The following chapter is copied from a thick book whose parchment covers bear traces of fire. The ink has faded, the paper has yellowed, the spelling is shaky, the handwriting full of flourishes and curlicues; it is difficult to decipher, the language is full of idioms, phrases of Basle dialect and Amerenglish. While the hand that wrote it is touchingly awkward and full of hesitations, the narrative itself is told directly, simply, even stupidly. The writer has not one word of complaint, he confines himself to narrating the events, enumerating the facts just as they happened. He does not exaggerate in the slightest degree.

I humbly translate:

31

'Towards the middle of January 1848, Mr Marshall, the carpenter from New Jersey who is building my mills, was working on the new sawmill at Coloma, high up in the mountains, fifty miles distant from the fort. Once the framework had been erected, I sent Mr Wimmer and his family up there, together with a number of workmen; Mr Bennett, from Oregon, accompanied them to oversee the installation and setting-up of the machinery. Mrs Wimmer did the cooking for the whole party. I still required a sawmill as I was short of planks for my large steam-mill, which was also under construction, at Brighton. The boiler and machinery for this had just arrived after a journey of eighteen months. God be praised, I had never expected to see a successful outcome to this enterprise, and all the oxen survived, thank the Lord. I also needed planks for the construction of other buildings and especially for a stockade around the village of Yerba Buena, at the far end of the bay, for there are now many vessels in the harbour and the crews are wild and unruly, given to looting, so that much of the livestock and provisions disappear, one knows not how.

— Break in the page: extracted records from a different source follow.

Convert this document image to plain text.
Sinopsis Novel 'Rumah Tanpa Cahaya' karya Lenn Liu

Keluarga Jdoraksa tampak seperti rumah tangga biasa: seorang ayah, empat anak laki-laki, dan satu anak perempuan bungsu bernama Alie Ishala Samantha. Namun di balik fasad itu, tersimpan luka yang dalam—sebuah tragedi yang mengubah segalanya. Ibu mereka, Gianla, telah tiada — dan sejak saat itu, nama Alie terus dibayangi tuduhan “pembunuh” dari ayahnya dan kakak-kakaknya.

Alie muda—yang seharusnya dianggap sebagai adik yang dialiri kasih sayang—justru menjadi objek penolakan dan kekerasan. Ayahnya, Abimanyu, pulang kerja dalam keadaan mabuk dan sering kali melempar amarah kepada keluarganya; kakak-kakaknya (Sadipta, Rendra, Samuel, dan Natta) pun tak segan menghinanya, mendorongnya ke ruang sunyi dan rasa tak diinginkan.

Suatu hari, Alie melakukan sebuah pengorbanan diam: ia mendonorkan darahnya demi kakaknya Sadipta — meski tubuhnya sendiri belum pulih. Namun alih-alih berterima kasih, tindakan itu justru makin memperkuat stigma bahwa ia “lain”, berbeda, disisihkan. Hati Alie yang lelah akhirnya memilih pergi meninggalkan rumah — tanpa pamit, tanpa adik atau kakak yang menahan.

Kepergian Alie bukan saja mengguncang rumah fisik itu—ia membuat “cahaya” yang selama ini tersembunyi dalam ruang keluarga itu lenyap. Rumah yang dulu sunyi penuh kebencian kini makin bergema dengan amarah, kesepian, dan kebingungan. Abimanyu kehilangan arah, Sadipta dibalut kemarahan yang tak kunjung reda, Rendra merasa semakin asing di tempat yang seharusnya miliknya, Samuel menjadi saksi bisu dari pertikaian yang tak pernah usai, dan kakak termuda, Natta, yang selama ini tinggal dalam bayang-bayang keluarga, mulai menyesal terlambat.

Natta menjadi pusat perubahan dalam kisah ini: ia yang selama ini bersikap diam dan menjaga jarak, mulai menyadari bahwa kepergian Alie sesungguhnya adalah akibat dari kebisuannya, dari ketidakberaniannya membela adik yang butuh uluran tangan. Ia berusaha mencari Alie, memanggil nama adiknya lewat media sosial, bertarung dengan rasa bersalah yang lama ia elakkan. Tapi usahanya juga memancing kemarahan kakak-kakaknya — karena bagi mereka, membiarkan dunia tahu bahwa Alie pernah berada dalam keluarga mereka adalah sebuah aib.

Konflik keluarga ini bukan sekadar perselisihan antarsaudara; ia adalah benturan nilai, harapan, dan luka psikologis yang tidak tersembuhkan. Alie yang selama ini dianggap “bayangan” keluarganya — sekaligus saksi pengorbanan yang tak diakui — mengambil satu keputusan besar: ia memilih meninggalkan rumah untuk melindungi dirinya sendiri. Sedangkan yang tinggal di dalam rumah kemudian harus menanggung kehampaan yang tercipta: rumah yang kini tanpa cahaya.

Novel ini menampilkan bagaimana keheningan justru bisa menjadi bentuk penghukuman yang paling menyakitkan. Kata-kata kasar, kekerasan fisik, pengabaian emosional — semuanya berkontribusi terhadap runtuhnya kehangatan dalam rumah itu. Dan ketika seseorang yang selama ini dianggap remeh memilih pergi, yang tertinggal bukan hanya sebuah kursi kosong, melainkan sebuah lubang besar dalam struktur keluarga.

'It was on a rainy afternoon. I was sitting in my room at the fort writing a long letter to an old friend in 
Lucerne. Suddenly Mr Marshall burst into the room. He was drenched to the skin. I was very surprised to see him back already, for I had just sent a wagon loaded with foodstuffs and scrap iron up to Coloma. He said he had something very important to tell me and that he wanted to communicate it to me in the utmost secrecy; he begged me to conduct him to some isolated place, far from any possibility of being overheard or surprised by some indiscreet person. We climbed to the top storey, as he kept insisting that we must shut ourselves away in a remote chamber, even though there was nobody else at the ranch except my bookkeeper, who was downstairs in his office. Marshall asked me for something, I believe it was a glass of water, and I went down to fetch it for him. When I came up again, I forgot to lock the door behind me. Marshall had just that moment taken a rag out of his pocket, and was in the process of showing me a lump of some yellowish metal that he had wrapped up in it, when my bookkeeper came into the room to ask me for some information. Marshall quickly hid the metal in his pocket. The bookkeeper apologized for disturbing us and left the room. "For God's sake, didn't I tell you to lock the door?" cried Marshall. He was beside himself and I had a hard time calming him down and convincing him that the bookkeeper had merely come in on business and not with the object of surprising us. This time, we bolted the door and even pushed a cupboard against it. And Marshall again took out the metal. He had several little grains of it, each weighing about four ounces.He told me he had said to the workmen that it might be gold, but they had all laughed at him and taken him for an idiot. I tested the metal in
aqua regia
,
then I read the entire article on
GOLD
in the
Encyclopaedia Americana
.
Thereupon, I announced to Marshall that 
his metal was gold, virgin gold.

'The poor boy almost went crazy. He wanted to jump on his horse at once and rush back to Coloma. He begged me to accompany him, post-haste. I pointed out that it was already dusk and that it would be better to spend the night at the fort. I promised to go with him the following morning, but he would not listen to reason and set off hell-for-leather shouting: "Come tomorrow, come early!" The rain was falling in torrents and he hadn't even stopped for a bite to eat.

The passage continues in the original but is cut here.